Two bills to extend COVID-related flexibilities for veterans education benefits and to make technical corrections to recent veterans legislation have been introduced in the House.

The bills would extend flexibilities granted last year to the secretary of Veterans Affairs (VA) to ensure that veterans’ benefits are not disrupted should a campus need to move instruction online.

Among the other provisions, the bills address concerns with the recent Training in High-Demand Roles to Improve Veteran Employment (THRIVE) Act to ensure that institutions can continue to use incentive compensation to recruit foreign students by making the provision parallel with a similar provision in the Higher Education Act.

In addition, the bills would allow the VA to waive the requirement of a “second certification” of benefits for campuses with a flat tuition and fee structure. While many campuses re-certify benefits after the end of the add/drop period, campuses that charge flat tuition and fees find this second certification unnecessary because the charges are unlikely to change.

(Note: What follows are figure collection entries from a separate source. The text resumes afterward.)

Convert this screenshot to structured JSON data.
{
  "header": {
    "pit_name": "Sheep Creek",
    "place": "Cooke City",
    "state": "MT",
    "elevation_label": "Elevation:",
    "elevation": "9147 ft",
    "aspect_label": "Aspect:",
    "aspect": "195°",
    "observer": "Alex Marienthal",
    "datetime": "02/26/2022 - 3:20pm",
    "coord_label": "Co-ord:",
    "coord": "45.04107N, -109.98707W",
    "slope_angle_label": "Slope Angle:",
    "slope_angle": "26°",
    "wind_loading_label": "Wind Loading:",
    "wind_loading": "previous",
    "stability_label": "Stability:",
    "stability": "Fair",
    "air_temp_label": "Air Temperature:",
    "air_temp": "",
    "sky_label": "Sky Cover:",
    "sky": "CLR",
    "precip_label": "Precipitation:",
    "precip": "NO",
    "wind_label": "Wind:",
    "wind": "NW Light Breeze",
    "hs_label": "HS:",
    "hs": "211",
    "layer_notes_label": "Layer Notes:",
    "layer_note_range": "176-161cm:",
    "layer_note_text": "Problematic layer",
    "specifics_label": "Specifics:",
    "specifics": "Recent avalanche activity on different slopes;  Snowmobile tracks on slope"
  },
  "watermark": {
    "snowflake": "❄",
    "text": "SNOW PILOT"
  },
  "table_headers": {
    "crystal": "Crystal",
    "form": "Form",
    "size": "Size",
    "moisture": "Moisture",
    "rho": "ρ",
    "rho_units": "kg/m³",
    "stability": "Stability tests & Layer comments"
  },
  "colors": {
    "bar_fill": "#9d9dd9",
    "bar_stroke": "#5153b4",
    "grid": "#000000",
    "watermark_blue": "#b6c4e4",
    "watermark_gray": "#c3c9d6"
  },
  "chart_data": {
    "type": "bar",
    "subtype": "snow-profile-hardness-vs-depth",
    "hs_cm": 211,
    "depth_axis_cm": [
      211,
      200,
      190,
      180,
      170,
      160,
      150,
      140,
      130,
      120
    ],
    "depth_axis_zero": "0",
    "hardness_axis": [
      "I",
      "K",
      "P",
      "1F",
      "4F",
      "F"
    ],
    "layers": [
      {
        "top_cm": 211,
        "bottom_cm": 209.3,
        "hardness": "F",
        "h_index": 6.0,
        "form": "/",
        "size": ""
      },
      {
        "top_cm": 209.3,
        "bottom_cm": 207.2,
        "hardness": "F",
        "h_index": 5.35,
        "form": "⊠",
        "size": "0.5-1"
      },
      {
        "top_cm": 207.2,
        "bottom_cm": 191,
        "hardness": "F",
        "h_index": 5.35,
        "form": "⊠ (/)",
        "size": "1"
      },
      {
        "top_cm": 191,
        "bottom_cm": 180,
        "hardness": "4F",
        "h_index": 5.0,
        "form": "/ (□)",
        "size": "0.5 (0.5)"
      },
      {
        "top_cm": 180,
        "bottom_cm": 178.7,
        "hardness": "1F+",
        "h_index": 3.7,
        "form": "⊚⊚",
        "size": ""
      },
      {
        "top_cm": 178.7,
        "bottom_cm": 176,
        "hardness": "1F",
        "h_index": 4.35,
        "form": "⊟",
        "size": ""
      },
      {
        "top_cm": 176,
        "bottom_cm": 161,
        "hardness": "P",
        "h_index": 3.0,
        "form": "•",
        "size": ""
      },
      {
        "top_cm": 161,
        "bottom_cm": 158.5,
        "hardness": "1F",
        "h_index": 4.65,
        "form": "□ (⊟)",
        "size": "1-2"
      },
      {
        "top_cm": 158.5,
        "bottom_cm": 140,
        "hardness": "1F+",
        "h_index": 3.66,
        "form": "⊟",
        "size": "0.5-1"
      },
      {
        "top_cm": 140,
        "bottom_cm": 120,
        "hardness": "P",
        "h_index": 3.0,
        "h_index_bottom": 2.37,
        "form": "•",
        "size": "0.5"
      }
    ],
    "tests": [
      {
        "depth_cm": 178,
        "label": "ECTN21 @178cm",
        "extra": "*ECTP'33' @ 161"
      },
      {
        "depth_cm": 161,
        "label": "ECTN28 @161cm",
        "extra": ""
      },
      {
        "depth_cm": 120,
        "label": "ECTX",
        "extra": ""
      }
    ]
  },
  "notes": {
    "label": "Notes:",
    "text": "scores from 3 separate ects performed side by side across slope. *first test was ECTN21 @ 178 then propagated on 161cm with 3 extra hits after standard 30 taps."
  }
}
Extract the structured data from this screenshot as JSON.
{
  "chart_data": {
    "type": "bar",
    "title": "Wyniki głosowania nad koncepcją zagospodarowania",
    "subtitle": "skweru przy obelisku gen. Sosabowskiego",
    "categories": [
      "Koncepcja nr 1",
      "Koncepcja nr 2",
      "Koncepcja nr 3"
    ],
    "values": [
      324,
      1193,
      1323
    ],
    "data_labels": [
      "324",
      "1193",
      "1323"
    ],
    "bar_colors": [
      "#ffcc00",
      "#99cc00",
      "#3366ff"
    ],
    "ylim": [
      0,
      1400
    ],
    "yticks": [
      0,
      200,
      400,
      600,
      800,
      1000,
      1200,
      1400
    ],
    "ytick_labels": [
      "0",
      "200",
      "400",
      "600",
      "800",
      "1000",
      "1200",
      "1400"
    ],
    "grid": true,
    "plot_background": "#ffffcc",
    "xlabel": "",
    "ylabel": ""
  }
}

The primary difference between the two bills is that Republican bill includes an offset for the costs of these changes, while the Democrats’ proposal relies instead on emergency spending.

In addition, the Republican package includes important changes to VA’s “rounding out” rule, which allows veterans to take additional coursework not required for their degree during their last term so they can maintain full-time education benefit levels. Current VA policy is unnecessarily restrictive in the types of additional coursework that can be added to round out a veteran’s schedule. The GOP bill would fix that problem, allowing more veterans to preserve their benefits during their last term.

Other legislation that includes a fix for the rounding-out issue passed the House earlier this year but has stalled in the Senate.

ACE sent letters to the authors of both bills this week (click here and here), thanking them for their work and urging them to quickly move legislation through Congress.

These issues are likely to be on the agenda at a Senate Committee on Veterans’ Affairs hearing on Wednesday, Oct. 27.